Pero estas medidas no resuelven el problema de un mercado de bienes que está sometido a restricciones en la oferta. El desabastecimiento es prueba irrefutable de fallas en los mercados que deben ser atendidas por el Estado. Como no hay pantallas con precios para medir el fenómeno, es poco el tiempo que los comentaristas dedican al tema. Pero debería ser fuente de preocupación, ya que la imagen de las colas en los supermercados de Milán no es muy diferente a aquellas de jubilados británicos haciendo cola fuera del Northern Rock, meses antes de la crisis de Lehman Brothers.

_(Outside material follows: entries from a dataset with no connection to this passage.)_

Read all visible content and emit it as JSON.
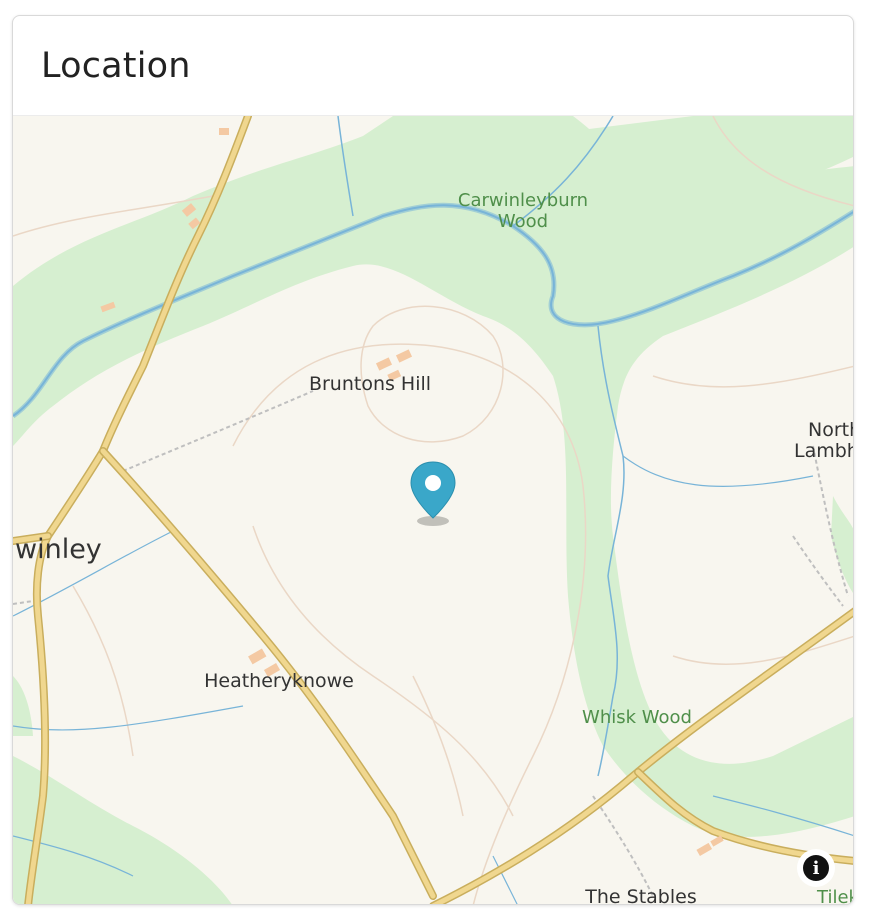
{
  "card": {
    "title": "Location"
  },
  "map": {
    "labels": {
      "carwinleyburn_line1": "Carwinleyburn",
      "carwinleyburn_line2": "Wood",
      "bruntons_hill": "Bruntons Hill",
      "north_line1": "North",
      "north_line2": "Lambh",
      "winley": "winley",
      "heatheryknowe": "Heatheryknowe",
      "whisk_wood": "Whisk Wood",
      "the_stables": "The Stables",
      "tilek": "Tilek"
    },
    "marker_icon": "map-pin-icon",
    "info_icon": "info-icon",
    "info_glyph": "i",
    "colors": {
      "land": "#f8f6ef",
      "wood": "#d6efd0",
      "road": "#f0d78f",
      "road_casing": "#c9ae5d",
      "river": "#78b4d8",
      "contour": "#ead7c6",
      "building": "#f4c9a3",
      "marker": "#3aa7c9"
    }
  }
}
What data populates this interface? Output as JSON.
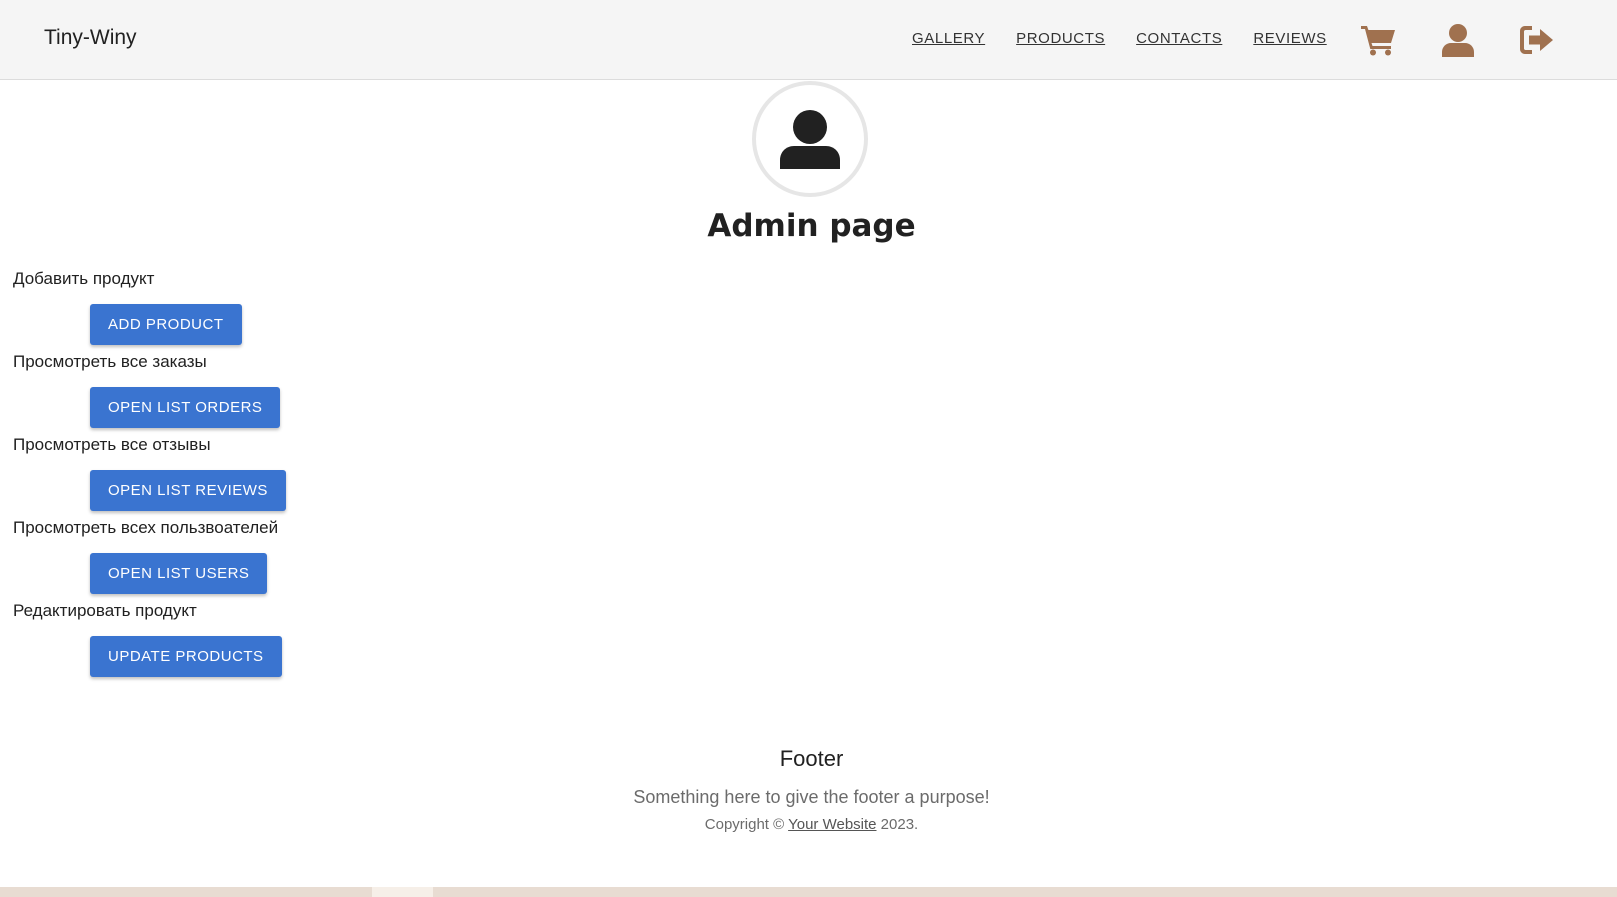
{
  "navbar": {
    "brand": "Tiny-Winy",
    "links": [
      "GALLERY",
      "PRODUCTS",
      "CONTACTS",
      "REVIEWS"
    ],
    "icons": [
      "cart-icon",
      "user-icon",
      "logout-icon"
    ],
    "icon_color": "#a0714f"
  },
  "main": {
    "avatar_icon": "user-icon",
    "title": "Admin page",
    "sections": [
      {
        "label": "Добавить продукт",
        "button": "ADD PRODUCT"
      },
      {
        "label": "Просмотреть все заказы",
        "button": "OPEN LIST ORDERS"
      },
      {
        "label": "Просмотреть все отзывы",
        "button": "OPEN LIST REVIEWS"
      },
      {
        "label": "Просмотреть всех пользвоателей",
        "button": "OPEN LIST USERS"
      },
      {
        "label": "Редактировать продукт",
        "button": "UPDATE PRODUCTS"
      }
    ],
    "button_color": "#3a74d0"
  },
  "footer": {
    "title": "Footer",
    "text": "Something here to give the footer a purpose!",
    "copy_prefix": "Copyright © ",
    "copy_link": "Your Website",
    "copy_suffix": " 2023."
  }
}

¿Cómo va a afectar todo esto a nuestro país?
China es el principal destino de nuestras exportaciones y muy probablemente sufriremos una caída en el precio de nuestros principales productos. También importamos del gigante asiático productos e insumos relevantes, particularmente aquellos necesarios para la construcción de infraestructuras como el ferrocarril y la planta de UPM.

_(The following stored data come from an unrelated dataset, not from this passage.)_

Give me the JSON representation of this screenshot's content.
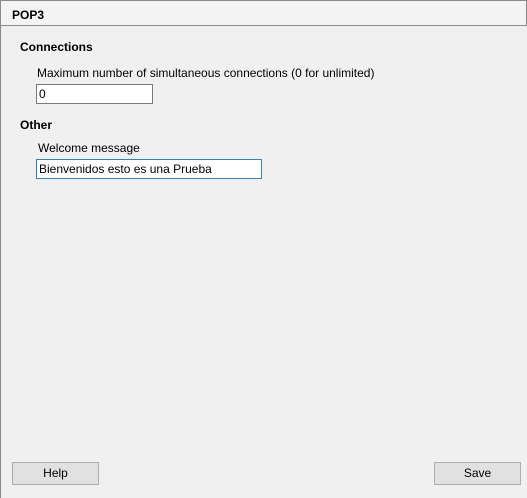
{
  "header": {
    "title": "POP3"
  },
  "connections": {
    "section_title": "Connections",
    "max_connections_label": "Maximum number of simultaneous connections (0 for unlimited)",
    "max_connections_value": "0"
  },
  "other": {
    "section_title": "Other",
    "welcome_label": "Welcome message",
    "welcome_value": "Bienvenidos esto es una Prueba"
  },
  "buttons": {
    "help_label": "Help",
    "save_label": "Save"
  }
}
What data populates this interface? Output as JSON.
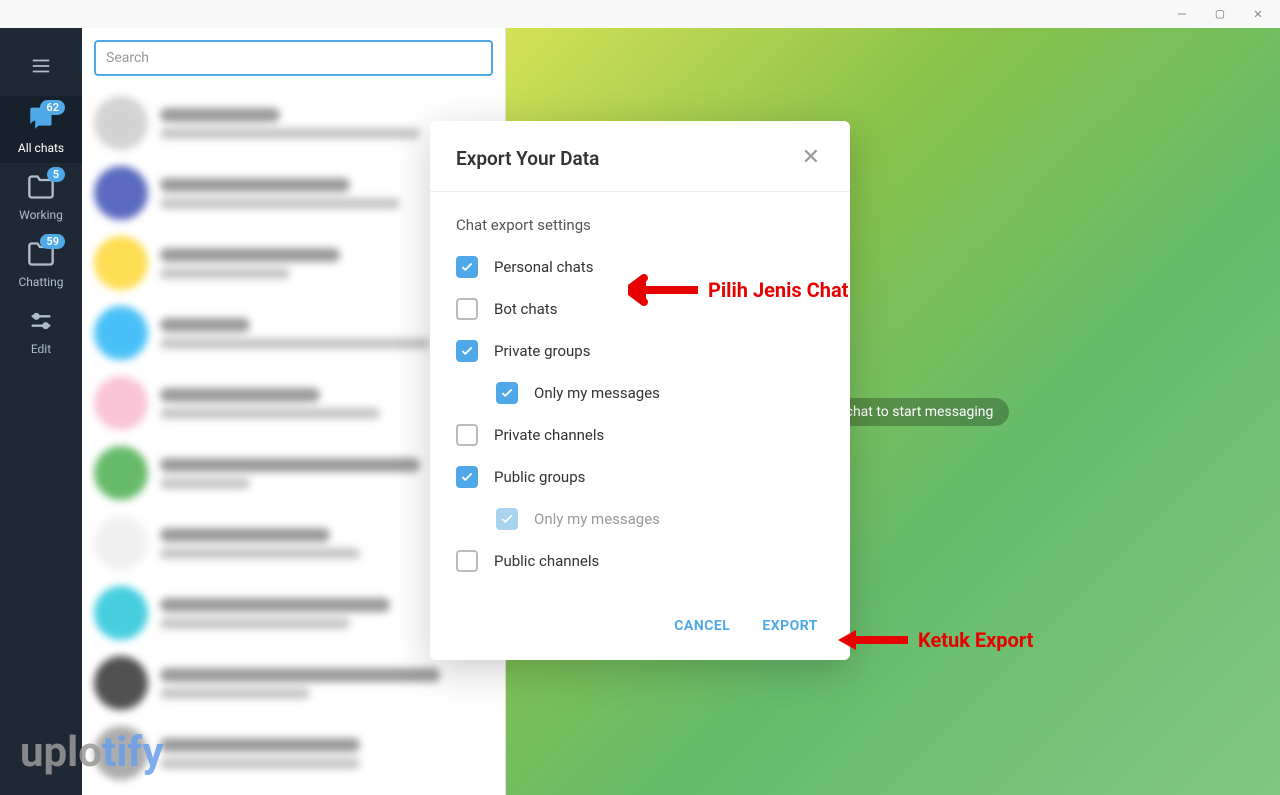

Estos efectos negativos se compensan con la abrupta caída en el precio del petróleo, que induce a una baja en todos los precios de la energía. Esto ofrecerá algo más de tiempo a ANCAP para evaluar la suba en el precio de los combustibles. Pero lo mismo no ocurrirá con la energía eléctrica, ya que gran parte de las compras de energía de UTE son a precios fijos en dólares, habiendo perdido el ente flexibilidad para bajar las tarifas eléctricas.

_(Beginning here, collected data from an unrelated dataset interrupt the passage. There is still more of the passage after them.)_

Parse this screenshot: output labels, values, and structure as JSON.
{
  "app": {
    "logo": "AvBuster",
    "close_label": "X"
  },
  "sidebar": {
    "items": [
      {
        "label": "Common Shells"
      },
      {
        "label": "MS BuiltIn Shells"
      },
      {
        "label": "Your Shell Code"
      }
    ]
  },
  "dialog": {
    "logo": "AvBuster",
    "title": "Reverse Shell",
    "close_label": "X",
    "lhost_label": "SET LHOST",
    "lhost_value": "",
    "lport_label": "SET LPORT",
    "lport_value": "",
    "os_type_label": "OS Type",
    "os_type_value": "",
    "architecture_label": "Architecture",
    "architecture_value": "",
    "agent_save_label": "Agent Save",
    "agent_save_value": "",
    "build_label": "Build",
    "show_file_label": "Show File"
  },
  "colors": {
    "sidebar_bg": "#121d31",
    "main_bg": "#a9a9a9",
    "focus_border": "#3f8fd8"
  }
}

Sin posibilidades de hacer política monetaria, a nuestro país solo le queda la alternativa de hacer política fiscal, dejando en evidencia la irresponsabilidad de la gestión económica anterior que entregó el gobierno con escaso margen de acción. A pesar de esto, una contracción fiscal en este momento iría a contrapelo de lo que tanto el FMI como los expertos recomiendan como la medicina adecuada para hacer frente a la situación actual. El repentino viraje del entorno económico internacional abre entonces una ventana de oportunidad a las autoridades actuales para intentar negociar mayor flexibilidad por parte de acreedores y calificadoras, ya que un ajuste en este contexto desfavorable nos podría empujar hacia escenarios pasados que produjeron un inmenso daño a trabajadores, familias y empresas.
Esto no quiere decir que no se deban hacer los ahorros de USD 900 millones que propone el equipo de gobierno, el que resulta imprescindible para redirigir recursos del sector público a un sector privado que los necesita con creciente urgencia. Esto permitirá mantener fábricas y establecimientos rurales abiertos, poniendo freno a una destrucción de empleo que no amaina. Son estos sectores productivos nacionales nuestra primera línea de defensa ante situaciones de desabastecimiento u otro tipo de dependencias que no benefician a la ciudadanía.
James K. Galbraith recuerda esta semana el estado de indefensión de su país cuando ocurrió el ataque a Pearl Harbor: “Las mismas instituciones, prácticas y sentido de servicio público que sirvieron a nuestros padres y abuelos nos pueden servir hoy también. No hay tiempo que perder”, afirma Galbraith refiriéndose a cómo los norteamericanos se recompusieron luego del evento. No es momento para ideologías, mucho menos para tolerar pasivamente desestabilizadores que lo único que logran es poner nerviosa a la gente.
Este es un momento para unir a la ciudadanía detrás de un propósito común, exigiendo al Estado y a sus instituciones que tomen un rol activo y decisivo.